The nationalisation of Exxon Mobil’s assets in Chad comes after the oil giants divested from them in December 2022.
Chad has nationalised all the assets and rights, including hydrocarbon permits and exploration and production authorisations, that belonged to a subsidiary of Exxon Mobil, the West African nation’s energy and hydrocarbons ministry said in a statement on Thursday.
Exxon Mobil said in December 2022 that it had closed the sale of its operations in Chad and Cameroon to London-listed Savannah Energy in a $407m deal, but the Chadian government contested the agreement, saying the final terms were different from what had been presented to it.
The government warned then that it may ask courts to block Savannah’s purchase of Exxon’s assets in the country and take further steps to protect its interests.
Exxon’s assets included a 40 percent stake in Chad’s Doba oil project, which comprises seven producing oilfields with a combined output of 28,000 barrels per day (bpd).
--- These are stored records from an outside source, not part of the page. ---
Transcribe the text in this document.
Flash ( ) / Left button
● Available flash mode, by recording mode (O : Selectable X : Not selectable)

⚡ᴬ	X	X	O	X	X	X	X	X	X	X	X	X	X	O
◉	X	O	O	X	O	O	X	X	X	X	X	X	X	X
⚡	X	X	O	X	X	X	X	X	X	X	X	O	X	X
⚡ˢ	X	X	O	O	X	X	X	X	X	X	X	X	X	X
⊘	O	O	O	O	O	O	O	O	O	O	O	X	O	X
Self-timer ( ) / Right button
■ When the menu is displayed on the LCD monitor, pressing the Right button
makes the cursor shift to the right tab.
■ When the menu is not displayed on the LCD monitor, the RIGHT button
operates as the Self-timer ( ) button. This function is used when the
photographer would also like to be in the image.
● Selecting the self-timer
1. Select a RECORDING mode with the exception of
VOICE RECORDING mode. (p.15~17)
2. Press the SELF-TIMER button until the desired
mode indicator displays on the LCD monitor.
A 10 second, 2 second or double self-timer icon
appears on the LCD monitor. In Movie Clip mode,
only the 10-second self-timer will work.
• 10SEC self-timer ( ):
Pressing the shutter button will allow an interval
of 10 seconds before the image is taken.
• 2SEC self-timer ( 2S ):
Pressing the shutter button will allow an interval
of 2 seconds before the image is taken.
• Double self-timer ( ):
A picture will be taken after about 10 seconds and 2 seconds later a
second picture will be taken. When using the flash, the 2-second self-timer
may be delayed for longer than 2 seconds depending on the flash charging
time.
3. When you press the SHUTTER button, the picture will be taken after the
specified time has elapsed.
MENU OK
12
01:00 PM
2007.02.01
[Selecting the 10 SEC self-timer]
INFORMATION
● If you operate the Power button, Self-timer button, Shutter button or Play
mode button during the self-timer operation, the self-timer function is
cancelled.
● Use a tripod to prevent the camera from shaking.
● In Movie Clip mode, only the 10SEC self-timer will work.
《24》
It also included Exxon’s interest in the more than 1,000km (621-mile) Chad-Cameroon pipeline from the landlocked nation to the Atlantic Gulf of Guinea coast through which its crude is exported.
Exxon Mobil was not immediately available for comment.
But on Friday, Savannah said it plans to pursue all its legal rights to contest Chad’s move a day earlier to nationalise its upstream assets in the African country.
“The actions of the Republic of Chad are in direct breach of the Conventions to which SCI and the Republic of Chad are, amongst others, party,” its statement read.
“The Conventions are subject to the jurisdiction of an ICC tribunal, seated in Paris and the Company intends to pursue all of its legal rights.”
Chad, which has the 10th largest reserves in Africa, exports 90 percent of its oil.